«Давным-давно это было — в те счастливые времена, когда люди на земле не знали вражды и больше всего почитали мир. На месте нынешнего Коктебеля была столица этой счастливой земли, а на вершине Кара-Дага высился храм, посвященный миру. Храм этот был сооружен из драгоценных камней, и под южным солнцем ослепительно сверкали его сердоликовые колонны, агатовые портики, аметистовые карнизы. Туда стекались люди, гордые сознанием своей духовной чистоты, шли подтвердить свой обет никогда не нарушать мир на земле.
Но шли века, среди людей начались ссоры, которые затем стали перерастать в крупные распри. В конце концов начались войны — самое позорное, что есть на земле...
И тогда боги, разгневанные таким падением человечества, решили его наказать. В страшных громовых раскатах разверзлись небеса, и оттуда раздался голос, возвестивший, что отныне люди недостойны своего храма. И до тех пор им предстоит жить в бедах и во вражде, пока не соберут они своими руками всех обломков оскверненного ими святилища.
С этими словами прекрасный сияющий храм распался на куски и вместе с половиной горы, на которой стоял, обрушился в море...»
Дальнейший путь из Разбойничьей бухты снова готовит нам «хождение по водам». Однако те, у кого после путешествия вдоль Хоба-Тепе появилась «водобоязнь», могут взобраться на Карагач и дойти до биостанции или вернуться в Коктебель сухим путем. Тропа начинается от перемычки между Иваном-разбойником и хребтом, она надежна, но довольно крута. Обегая скалы, углубляясь в узкие проходы между ними, теряясь на камнях и вновь возникая на травянистых участках, эта тропа упрямо лезет вверх, «стоя на хвосте, как кобра перед укротителем», по выражению О. Хлудовой. Но таковы все тропы от моря к вершинам Берегового хребта, а тропа от Ивана-разбойника все же легче, чем, например, та, что идет от пляжа против Ворот Кара-Дага.

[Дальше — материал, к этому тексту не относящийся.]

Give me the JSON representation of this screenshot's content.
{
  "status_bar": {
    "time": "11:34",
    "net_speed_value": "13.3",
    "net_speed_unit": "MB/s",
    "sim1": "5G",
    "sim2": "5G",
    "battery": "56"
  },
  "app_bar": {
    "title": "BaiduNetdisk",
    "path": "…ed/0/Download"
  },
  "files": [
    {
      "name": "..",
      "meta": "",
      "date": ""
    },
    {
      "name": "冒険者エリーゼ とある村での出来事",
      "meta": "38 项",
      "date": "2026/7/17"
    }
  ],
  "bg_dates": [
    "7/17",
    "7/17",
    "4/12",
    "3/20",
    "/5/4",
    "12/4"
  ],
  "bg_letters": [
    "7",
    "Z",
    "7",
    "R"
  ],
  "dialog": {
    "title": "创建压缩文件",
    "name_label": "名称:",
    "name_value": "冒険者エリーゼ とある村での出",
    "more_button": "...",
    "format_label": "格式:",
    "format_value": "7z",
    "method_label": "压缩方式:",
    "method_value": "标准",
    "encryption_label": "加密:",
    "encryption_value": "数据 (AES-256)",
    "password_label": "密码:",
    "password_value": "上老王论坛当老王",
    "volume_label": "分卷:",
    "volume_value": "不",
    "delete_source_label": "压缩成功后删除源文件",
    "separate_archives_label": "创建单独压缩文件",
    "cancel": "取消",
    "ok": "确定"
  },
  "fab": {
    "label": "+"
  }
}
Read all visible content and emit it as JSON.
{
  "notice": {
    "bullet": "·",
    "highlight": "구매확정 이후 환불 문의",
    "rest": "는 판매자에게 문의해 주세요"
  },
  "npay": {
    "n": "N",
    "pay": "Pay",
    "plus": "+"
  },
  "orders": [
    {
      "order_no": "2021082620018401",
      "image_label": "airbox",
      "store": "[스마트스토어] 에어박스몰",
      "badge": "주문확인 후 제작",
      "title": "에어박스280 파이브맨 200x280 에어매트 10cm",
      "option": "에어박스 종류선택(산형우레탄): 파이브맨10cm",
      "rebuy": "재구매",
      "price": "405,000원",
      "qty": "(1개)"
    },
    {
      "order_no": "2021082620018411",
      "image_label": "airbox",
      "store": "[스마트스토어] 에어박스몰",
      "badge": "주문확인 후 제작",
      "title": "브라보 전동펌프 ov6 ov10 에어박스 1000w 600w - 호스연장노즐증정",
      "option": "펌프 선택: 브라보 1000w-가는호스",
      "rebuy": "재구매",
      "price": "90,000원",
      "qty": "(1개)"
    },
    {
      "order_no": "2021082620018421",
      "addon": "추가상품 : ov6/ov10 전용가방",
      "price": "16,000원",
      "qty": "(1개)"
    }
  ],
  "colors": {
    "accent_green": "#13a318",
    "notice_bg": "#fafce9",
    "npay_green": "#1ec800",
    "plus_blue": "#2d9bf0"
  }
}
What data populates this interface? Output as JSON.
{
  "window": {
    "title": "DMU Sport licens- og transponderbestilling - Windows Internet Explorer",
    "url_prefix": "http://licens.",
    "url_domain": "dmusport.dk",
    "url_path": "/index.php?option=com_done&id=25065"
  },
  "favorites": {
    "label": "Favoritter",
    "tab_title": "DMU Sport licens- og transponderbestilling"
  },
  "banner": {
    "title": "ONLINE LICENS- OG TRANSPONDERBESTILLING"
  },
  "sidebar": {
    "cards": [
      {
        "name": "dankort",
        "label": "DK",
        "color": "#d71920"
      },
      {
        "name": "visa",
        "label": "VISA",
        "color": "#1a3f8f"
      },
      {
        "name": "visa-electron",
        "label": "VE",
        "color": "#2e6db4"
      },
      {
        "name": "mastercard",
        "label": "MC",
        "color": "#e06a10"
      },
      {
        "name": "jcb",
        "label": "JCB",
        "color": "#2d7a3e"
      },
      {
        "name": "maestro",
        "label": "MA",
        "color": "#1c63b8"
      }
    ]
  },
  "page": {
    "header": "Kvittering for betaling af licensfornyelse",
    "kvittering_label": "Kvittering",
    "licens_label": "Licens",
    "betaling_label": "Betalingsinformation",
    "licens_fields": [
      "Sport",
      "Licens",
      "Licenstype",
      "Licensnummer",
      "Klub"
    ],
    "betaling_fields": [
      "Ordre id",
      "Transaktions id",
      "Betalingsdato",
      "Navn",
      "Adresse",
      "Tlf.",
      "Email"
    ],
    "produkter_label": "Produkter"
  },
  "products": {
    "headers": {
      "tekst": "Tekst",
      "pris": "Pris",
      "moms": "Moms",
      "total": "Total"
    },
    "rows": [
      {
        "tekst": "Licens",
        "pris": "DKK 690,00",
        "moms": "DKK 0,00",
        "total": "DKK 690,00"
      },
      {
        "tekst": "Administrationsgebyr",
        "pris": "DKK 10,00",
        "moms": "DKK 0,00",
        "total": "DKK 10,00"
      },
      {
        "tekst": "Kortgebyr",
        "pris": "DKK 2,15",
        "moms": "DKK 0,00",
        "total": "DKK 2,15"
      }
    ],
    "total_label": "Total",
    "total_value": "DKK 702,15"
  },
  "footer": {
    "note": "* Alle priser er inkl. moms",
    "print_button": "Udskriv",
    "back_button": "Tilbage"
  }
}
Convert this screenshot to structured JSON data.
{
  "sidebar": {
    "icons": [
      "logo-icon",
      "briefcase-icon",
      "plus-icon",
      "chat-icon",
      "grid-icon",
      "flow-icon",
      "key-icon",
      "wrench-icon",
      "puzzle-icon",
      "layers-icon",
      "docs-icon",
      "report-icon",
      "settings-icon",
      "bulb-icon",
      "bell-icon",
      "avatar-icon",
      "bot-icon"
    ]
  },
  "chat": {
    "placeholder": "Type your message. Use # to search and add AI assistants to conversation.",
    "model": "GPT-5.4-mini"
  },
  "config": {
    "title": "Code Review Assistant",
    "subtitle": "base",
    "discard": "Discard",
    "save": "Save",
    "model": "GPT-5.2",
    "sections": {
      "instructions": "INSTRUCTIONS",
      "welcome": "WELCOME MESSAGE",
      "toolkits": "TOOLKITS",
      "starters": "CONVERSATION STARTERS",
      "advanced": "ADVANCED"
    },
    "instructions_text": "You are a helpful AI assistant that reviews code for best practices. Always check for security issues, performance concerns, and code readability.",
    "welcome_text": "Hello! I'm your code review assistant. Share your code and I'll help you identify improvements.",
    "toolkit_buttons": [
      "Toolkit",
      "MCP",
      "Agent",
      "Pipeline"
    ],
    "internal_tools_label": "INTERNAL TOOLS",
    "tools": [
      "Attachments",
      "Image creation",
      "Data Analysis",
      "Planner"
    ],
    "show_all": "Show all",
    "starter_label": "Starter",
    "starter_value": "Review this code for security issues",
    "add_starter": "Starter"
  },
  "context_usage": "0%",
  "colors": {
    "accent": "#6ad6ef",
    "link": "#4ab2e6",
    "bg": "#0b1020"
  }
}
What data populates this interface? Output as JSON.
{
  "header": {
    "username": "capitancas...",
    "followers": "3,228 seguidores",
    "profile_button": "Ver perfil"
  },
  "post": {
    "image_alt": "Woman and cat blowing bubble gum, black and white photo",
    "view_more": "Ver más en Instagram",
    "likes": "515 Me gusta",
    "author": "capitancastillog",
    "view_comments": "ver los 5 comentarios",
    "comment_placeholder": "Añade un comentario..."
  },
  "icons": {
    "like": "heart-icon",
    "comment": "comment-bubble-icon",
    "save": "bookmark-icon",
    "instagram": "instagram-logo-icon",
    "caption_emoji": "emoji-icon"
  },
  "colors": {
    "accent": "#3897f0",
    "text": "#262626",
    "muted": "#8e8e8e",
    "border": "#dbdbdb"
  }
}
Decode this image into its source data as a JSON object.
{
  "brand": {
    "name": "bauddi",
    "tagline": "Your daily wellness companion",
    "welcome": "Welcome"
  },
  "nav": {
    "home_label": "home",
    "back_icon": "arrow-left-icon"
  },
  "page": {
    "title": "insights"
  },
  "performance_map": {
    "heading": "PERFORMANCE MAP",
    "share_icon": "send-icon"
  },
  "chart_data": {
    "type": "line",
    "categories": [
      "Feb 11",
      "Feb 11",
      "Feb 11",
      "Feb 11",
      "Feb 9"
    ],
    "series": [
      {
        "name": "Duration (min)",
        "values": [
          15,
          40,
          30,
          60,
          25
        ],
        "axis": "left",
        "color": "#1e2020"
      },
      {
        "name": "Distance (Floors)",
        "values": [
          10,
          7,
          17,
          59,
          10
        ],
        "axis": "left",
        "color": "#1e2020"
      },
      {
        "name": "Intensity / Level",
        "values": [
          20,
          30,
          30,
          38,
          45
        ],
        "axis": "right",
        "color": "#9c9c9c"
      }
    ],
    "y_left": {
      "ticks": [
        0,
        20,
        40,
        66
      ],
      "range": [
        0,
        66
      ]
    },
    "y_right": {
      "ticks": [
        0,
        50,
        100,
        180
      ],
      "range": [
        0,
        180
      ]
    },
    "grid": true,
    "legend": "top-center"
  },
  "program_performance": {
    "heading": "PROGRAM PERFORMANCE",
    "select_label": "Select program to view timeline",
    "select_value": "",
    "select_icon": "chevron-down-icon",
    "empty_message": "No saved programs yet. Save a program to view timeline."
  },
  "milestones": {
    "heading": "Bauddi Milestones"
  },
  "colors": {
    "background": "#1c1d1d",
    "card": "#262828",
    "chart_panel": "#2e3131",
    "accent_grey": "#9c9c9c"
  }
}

Здесь уместно еще раз назвать все эти тропы: от Лягушачьих бухт — на Кок-Кая; от Ливадии, через Змеиное ущелье — на Магнитный хребет; от средней Сердоликовой, по Гяур-Баху — к Южному перевалу; от Пограничной бухты — к Чертову камину; от Ивана-разбойника — на Карагач. Осваивая их, следует начинать именно с подъемов и лишь затем, уже зная тропу, предпринимать спуск по ней. Искать же на Кара-Даге «новые пути» — дело рискованное.
Те, кто продолжает путь морем, вновь ступает на подводную тропу, узким карнизом идущую под обрывом Карагача. Ноги скользят, глаза невольно всматриваются в прозрачную воду: как бы не споткнуться. Вода то едва достигает щиколоток, то поднимается выше колен. Мягкие космы водорослей тянутся к каменному карнизу из глубины, словно норовят схватить за ноги. В одном месте — там, где стена береговых утесов углом выходит в море, надо быть особенно внимательным. Здесь тропу пересекает неширокая трещина: перепрыгнуть ее ничего не стоит, но зазевавшийся рискует окунуться с головой. К тому же кусты цистозиры делают эту расщелину почти незаметной...
Подводный карниз тянется метров на пятьсот. В глухой каменной стене, что высится над водой, морем выбито большое количество неглубоких ниш, и на всем протяжении идет прибойный желоб очень мягких очертаний. В нескольких местах обрыв разорван зияющими трещинами, по которым к морю выносятся обломки скал. Здесь невольно с опаской поглядываешь наверх: а вдруг какому-нибудь камню «заблагорассудится» сорваться вниз?..
Но вот и скала Левинсона-Лессинга — здесь «испытание водой» заканчивается: дальнейший путь к биостанции идет по суше. Скала, названная в честь знаменитого геолога, нависает над узенькой полосой берега мрачной конической башней. У ее подножия приветливо журчит струйка холодной пресной воды. Сама скала сложена неоднородными по составу вулканическими туфами, которые формировались по крайней мере в два этапа. От Карагача скала Левинсона-Лессинга отделена крупной трещиной, и невольно возникает мысль: а не рухнет ли она в конце концов в море?